We only give them treats when we can keep an eye on them and we brought loads of cheap stuffed toys which now strewn the garden and house and have made toys less of a valuable resource... she no longer buries toys!
Dogs are social animals and they always love company. Without company, they want something to do, digging can be one of them. To control this, using a polite way is the best, by distracting him from acting those things.
Like if you see your dog digging, distract him by giving him some toys or play with him etc. Giving him more of your company will be better. Losing a mate can be a reason for this behavior.
This is not so uncommon behavior in some dogs, especially in the circumstances you describe.
Introducing a new dog to the family.
It sounds like it could be an objection to both the interloper (new dog) and you leaving the house. She is a, relatively, old dog and is used to her routines and the household, from what you say was static for much of her life. Dog's are susceptible to changes within the household and can become jealous, if there is a perceived shift in attention away from them to someone else in the household (other pets, children sometimes).

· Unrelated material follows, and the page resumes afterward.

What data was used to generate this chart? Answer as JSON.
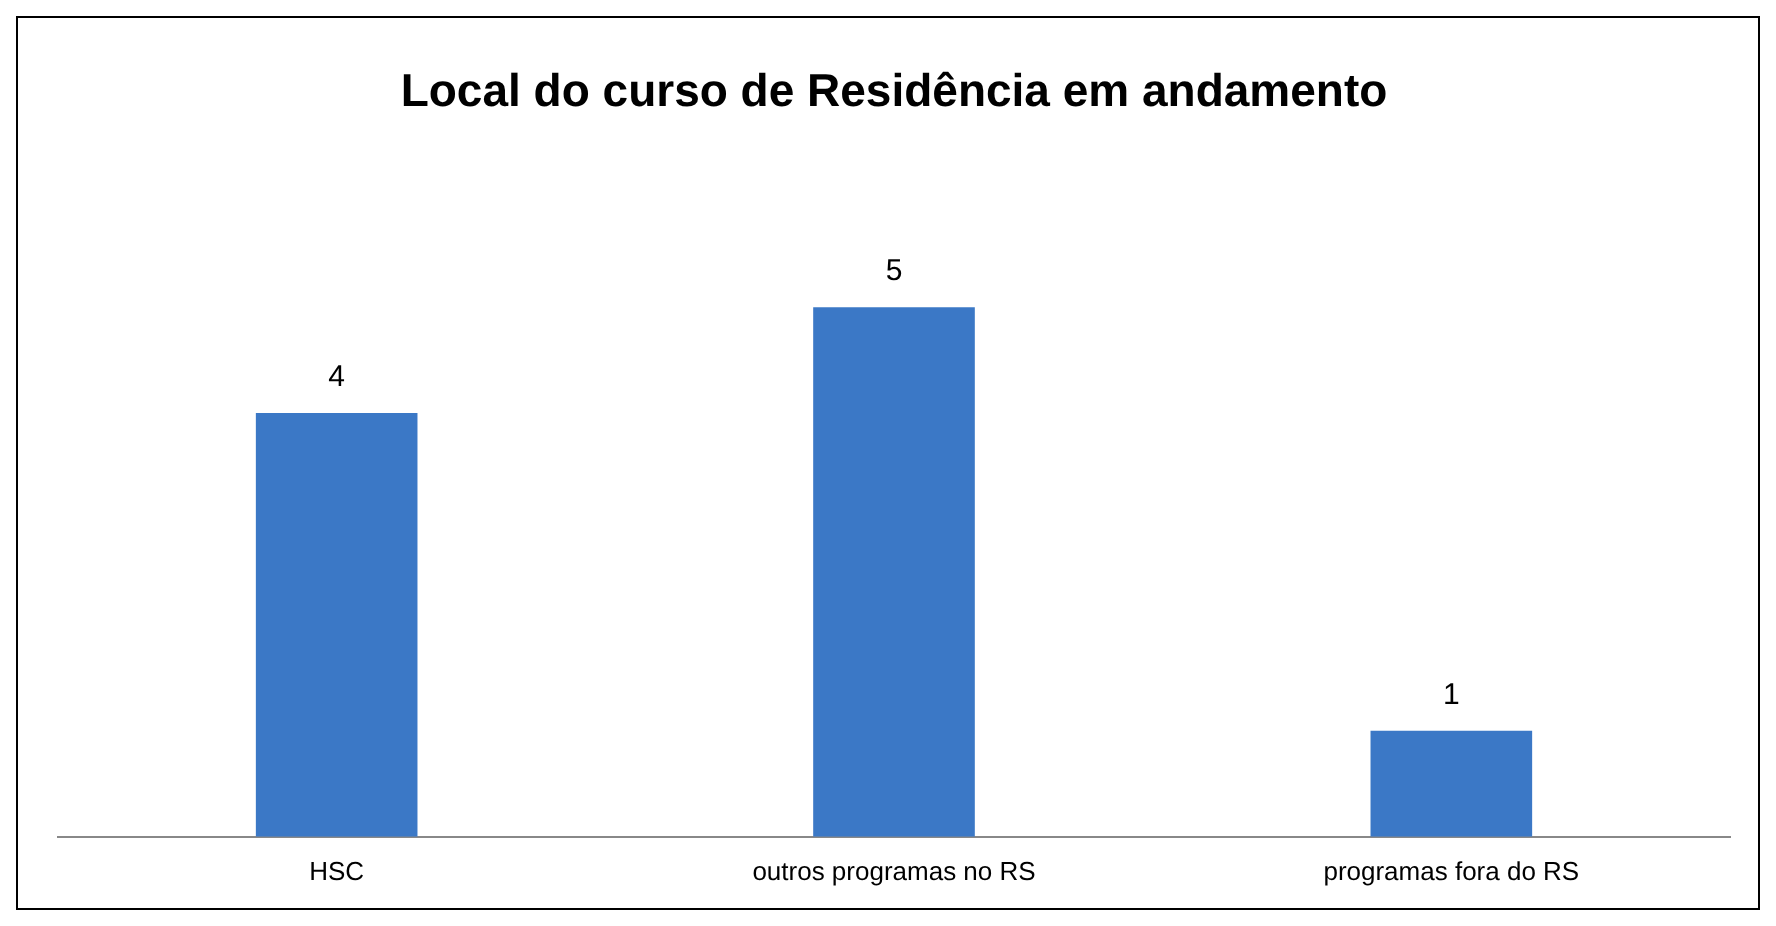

Without knowing clearly the timeframe of when this behavior started with reference to when you introduced the new dog (eg [x] weeks after we got the other dog, I can only answer generally. If you have been going out more frequently than usual, this could exacerbate the behavior.
How dogs communicate.
Dogs can't speak to us, so the only way she can show her frustration is using her body. So dogs will communicate in ways, we sometimes perceive as difficult behavior: excessive barking, digging, biting, growling, soiling in the home, jumping up to name a few.
In the fuss and natural concern to introduce a new dog to the family, she may be receiving less attention. Well at the very least she was the only dog for some months and she adapted to having no competition for attention.
The gentle solution.
This is the time to give her more attention. When you come home be so happy to see her, use lots of verbal praise and physical affection. It is best to ignore the furniture. There really is no value in scolding a dog, after the fact. Whether or not the dog can make the association with the act, it serves no purpose to further isolate her, by scolding her. (When I say isolate, I am speaking from her point of view, I don't mean to say for an instant she is socially isolated.)
Take time out each day to spend some time with her and let her know she is your special girl. Treat her, play with her, walk her, I would recommend giving her some one on one time to begin with, as she may be feeling a little insecure. Your previous dog died and was replaced. Dogs are not as silly as we may think. (my opinion).
Gradually you can mix the new dog in with this special time, so she associates the new dog with attention from you, treats and fun.
Separation anxiety.
If the problem persists, I would suggest that it could be separation anxiety, which is another issue. Given the details you have provided, I think the extra attention and time with her, would be the best way to go.
As a side note, you do not want to be held ransom by your pet, but if you are able to temporarily increase the time spent at home with your dog and gradually increase your time away, combined with the above techniques, this may assist in alleviating the problem.